Wednesday, December 30, 2009

D.O.A.'s label rocks the DIY ethic


By Tom Hawthorn
Special to The Globe and Mail
December 30, 2009

VICTORIA

It was May, 1978. Disco dominated the airwaves and the night clubs.

The soundtrack to “Saturday Night Fever” was in the midst of a 25-week run as the top album on the Billboard charts. Guys with open shirts and gals with Farrah Fawcett hair were buying 45s of “Stayin’ Alive,” “Le Freak,” and, later in the year, “Boogie Oogie Oogie.”

In Vancouver, a trio of suburban kids became the first punk rockers invited to perform in a Battle of the Bands showdown. They didn’t win the contest, but their rabid supporters doused the hapless emcee in a shower of beer and spittle.

The next obvious step for the new band was to get into a recording studio. They faced a problem.

“Everybody hates us, no one will sign us, we’ll never get a record,” remembers Joey Keithley.

In the true spirit of punk, the members of D.O.A. decided to DIY — do it yourself.

They booked time at Ocean Sound Studios in North Vancouver, located in a cinderblock building with all the ambience of a doomsday bunker. The session went well with only one snag. After the bed tracks had been recorded, it was time for the vocals. Problem was they hadn’t been written yet. In about 15 minutes, Mr. Keithley finished writing the lyrics to four songs.

The record was pressed at Imperial Records, where 500 copies of the seven-inch vinyl were ordered. (PTL, the first company Mr. Keithley tried, rejected his business, thinking the songs satanic. Only later did he learn the company’s initials stood for Praise the Lord.) As it turned out, the records played about four seconds faster than the master tapes, a glitch that only made the band sound ever more frenetic.

The art on the cover of the extended play record included a photograph of Mr. Keithley’s girlfriend on a stretcher, a sheet pulled over her head, leaving only her toes exposed. The reverse side featured a photo of the band with their noms de punk — Randy Rampage, Chuck Biscuits, and Joey Xhead (he crossed out his vulgar scatalogical nickname, suspecting the record otherwise would not be stocked by stores) — and a list of the tracks: “Royal Police,” “Woke Up Screaming,” “Nazi Training Camp,” and, doing double-duty as the EP title, “Disco Sucks.”

It had all the graphic elegance of a ransom note cut-and-paste by glue-sniffing monkeys.

You’d be lucky today to find a copy for anything less than a cool C-note.

Thus was born Sudden Death Records, a small label whose sputtering existence over three decades belies its cheeky name.

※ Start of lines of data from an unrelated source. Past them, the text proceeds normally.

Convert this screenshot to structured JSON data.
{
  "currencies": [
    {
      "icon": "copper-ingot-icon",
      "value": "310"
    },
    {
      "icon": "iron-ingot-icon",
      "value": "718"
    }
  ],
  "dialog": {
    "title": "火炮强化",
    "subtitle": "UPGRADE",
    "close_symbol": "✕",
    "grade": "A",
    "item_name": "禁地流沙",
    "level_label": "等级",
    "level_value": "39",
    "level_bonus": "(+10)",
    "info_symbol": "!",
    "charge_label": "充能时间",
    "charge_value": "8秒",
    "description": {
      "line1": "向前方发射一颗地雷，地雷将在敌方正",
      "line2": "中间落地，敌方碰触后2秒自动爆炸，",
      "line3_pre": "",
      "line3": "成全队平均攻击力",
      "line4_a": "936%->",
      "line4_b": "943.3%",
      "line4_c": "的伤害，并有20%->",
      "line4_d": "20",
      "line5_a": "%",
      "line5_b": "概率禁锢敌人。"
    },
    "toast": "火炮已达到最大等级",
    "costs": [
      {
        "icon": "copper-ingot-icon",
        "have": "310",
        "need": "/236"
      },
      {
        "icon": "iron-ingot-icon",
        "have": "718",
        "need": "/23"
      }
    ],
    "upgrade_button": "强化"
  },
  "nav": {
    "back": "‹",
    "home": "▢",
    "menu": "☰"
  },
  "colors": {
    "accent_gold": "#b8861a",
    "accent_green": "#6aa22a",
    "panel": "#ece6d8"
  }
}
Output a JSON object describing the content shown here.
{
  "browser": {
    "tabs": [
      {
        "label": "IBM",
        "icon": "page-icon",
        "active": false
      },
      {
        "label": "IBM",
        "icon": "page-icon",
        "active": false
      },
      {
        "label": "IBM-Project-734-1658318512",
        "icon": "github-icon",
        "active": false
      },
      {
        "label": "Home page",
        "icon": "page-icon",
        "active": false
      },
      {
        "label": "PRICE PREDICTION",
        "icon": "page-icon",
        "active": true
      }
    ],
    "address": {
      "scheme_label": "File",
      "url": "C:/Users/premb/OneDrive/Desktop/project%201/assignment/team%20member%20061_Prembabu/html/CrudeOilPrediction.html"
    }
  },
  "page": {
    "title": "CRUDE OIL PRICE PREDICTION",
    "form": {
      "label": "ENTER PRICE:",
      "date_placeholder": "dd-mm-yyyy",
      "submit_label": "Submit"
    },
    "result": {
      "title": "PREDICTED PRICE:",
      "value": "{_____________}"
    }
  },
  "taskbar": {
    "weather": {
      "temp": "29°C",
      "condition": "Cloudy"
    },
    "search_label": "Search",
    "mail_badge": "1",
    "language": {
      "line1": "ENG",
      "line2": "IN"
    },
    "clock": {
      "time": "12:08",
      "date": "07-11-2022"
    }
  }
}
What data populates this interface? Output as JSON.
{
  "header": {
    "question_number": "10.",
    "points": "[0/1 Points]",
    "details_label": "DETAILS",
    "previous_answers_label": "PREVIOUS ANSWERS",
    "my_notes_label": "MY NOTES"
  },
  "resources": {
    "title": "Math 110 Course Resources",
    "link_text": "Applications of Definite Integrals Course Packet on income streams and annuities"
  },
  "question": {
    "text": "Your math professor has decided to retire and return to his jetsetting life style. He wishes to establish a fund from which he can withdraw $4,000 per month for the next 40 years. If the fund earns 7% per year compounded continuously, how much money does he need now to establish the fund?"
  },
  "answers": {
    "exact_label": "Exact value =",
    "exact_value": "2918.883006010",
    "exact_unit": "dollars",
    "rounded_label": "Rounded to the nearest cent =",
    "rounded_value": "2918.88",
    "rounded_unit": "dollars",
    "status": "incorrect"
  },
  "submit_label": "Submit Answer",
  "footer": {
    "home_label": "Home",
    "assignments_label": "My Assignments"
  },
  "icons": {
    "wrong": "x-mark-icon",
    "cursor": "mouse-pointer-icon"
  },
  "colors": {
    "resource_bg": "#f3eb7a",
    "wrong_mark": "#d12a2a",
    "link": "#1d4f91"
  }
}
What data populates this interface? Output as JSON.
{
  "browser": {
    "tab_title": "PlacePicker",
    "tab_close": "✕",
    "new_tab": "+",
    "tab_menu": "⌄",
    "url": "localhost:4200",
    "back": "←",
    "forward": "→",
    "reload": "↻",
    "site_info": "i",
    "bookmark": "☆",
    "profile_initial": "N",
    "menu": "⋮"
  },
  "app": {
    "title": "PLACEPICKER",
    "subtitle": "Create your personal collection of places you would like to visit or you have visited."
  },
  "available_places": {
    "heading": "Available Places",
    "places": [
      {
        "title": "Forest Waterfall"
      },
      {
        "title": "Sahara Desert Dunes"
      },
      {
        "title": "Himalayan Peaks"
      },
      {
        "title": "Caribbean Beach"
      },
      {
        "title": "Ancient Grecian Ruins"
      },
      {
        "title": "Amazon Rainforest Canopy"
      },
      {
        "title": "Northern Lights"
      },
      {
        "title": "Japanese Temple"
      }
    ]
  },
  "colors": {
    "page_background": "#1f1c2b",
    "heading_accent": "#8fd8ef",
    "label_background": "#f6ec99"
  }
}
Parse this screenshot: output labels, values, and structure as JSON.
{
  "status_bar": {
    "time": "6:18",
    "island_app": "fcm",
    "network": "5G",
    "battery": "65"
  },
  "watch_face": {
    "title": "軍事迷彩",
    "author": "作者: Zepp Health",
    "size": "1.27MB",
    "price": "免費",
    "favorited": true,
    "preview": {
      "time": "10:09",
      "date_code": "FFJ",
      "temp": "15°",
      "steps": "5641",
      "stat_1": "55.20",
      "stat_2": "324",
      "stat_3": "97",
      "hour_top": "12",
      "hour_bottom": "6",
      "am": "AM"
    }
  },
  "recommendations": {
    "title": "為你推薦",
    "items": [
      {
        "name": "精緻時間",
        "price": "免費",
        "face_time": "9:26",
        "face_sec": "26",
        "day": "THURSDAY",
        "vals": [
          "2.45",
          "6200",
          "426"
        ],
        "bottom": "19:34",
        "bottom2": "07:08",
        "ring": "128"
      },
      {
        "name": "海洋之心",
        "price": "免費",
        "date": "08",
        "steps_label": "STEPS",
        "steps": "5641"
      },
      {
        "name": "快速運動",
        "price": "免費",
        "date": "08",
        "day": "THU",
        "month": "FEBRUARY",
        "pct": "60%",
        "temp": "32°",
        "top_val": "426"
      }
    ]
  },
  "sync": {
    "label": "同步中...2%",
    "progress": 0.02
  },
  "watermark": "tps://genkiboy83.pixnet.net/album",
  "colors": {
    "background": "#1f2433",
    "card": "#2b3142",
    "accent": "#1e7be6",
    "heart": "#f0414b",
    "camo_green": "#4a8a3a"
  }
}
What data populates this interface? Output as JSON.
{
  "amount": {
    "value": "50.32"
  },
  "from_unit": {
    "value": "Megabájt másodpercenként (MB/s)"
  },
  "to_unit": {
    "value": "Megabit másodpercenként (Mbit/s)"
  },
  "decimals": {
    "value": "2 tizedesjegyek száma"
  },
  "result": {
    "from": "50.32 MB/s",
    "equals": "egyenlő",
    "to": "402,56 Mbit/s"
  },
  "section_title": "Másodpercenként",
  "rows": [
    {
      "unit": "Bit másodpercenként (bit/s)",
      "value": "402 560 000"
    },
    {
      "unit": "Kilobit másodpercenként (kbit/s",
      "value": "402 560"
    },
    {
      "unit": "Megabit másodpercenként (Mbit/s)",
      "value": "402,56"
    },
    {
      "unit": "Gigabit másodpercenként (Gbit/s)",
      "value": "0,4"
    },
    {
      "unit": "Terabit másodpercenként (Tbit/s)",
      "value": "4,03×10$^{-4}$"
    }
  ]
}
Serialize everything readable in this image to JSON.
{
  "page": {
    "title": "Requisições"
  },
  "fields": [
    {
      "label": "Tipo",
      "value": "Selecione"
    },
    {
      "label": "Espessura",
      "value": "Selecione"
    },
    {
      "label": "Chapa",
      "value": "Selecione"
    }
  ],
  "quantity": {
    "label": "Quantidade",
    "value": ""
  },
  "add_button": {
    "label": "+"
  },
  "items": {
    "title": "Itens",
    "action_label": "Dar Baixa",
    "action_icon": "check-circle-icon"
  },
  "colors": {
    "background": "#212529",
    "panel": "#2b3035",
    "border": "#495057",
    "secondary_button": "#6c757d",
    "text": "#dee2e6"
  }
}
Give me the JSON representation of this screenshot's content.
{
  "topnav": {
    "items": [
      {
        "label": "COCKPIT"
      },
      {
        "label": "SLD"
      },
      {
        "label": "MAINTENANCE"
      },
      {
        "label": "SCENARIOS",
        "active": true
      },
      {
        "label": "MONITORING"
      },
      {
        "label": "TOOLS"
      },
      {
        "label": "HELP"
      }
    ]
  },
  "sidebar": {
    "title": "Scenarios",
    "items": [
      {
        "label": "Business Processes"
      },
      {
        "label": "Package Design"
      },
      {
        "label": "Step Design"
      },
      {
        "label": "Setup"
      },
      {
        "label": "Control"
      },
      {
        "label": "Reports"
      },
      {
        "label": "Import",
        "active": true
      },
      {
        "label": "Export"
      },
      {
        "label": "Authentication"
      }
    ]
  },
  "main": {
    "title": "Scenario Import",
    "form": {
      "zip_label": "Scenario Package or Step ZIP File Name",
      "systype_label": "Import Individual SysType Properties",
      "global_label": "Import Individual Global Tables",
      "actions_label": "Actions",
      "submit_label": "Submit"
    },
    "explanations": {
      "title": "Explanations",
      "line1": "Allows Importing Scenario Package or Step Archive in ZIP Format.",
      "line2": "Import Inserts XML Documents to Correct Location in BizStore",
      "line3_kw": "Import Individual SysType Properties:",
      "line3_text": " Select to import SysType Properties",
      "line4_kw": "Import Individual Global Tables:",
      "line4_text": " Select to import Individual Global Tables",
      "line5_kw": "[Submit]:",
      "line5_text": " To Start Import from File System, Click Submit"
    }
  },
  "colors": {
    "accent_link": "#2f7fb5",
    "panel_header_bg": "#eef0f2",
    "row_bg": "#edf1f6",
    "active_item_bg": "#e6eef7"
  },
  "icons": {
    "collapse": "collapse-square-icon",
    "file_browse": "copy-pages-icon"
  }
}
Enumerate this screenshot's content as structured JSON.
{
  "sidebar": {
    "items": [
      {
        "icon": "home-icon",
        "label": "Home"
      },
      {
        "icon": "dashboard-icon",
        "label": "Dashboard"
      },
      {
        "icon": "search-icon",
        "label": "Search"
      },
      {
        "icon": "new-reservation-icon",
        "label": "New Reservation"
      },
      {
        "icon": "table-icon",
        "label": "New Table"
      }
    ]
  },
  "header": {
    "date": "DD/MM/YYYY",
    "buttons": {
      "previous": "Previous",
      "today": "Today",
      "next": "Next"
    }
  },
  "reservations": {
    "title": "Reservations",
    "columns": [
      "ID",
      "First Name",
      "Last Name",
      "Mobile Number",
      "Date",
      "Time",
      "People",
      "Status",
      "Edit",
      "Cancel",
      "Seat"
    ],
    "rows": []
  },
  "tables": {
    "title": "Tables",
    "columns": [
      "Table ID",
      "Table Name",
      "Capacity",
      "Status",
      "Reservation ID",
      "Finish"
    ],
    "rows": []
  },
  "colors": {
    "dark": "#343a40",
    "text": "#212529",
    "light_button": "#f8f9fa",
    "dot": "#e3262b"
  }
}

In a city known for having launched the spectacular careers of the likes of Bryan Adams, many more musicians have found an audience and an income, however limited, thanks to the vision and the cash-in-the-beer-bottles-between paydays dedication independent labels, such as Mr. Keithley’s.

“We’re a mom-and-pop operation,” said Mr. Keithley, whose wife and eldest son work for the label.

The business was left dormant for many years until revived by a line of credit obtained in 1998. The label has handled more than 50 full-length albums from a variety of acts.

Perhaps most importantly, it has reissued long out-of-print records by the cream of Vancouver’s late 1970s punk and new wave scene, including music by the Modernettes, the Pointed Sticks, and the Young Canadians. Sudden Death also handled the revival of the legendary Vancouver Complicated anthology. The difficulty in determining who was owed what royalties led all the acts to agree to a shared payment of zero. The lucky beneficiary of the decision was the Vancouver Food Bank, which received a donation for $5,000.

D.O.A. will be returning to the studio in the new year to record two albums, one of which will be titled, “This Machine Kills Fascists,” which is the slogan American folk troubadour Woody Guthrie placed on his guitar.

Their most recent Sudden Death CD is titled, “D.O.A.: Kings of Punk, Hockey and Beer.” They love the winter game, icing scofflaw teams in which all the players wore No. 13 sweaters. Playing against D.O.A. was like facing a squad where all your opponents were Tiger Williams.

That sense of humour has also marked their approach to music, which can be said to be more political than playful. Over the years, D.O.A. has Rocked For This and Rocked Against That. Their viewpoint has been expressed over the years by a graffito that became a common sight in east Vancouver: Talk minus action equals zero.

Disco is dead, while Sudden Death Records continues to entertain the kids. There’s got to be a lesson there. Joe?

“Be your own boss,” he said. “Think for yourself. Try to effect some positive change in the world. That’s the do-it-yourself ethic.”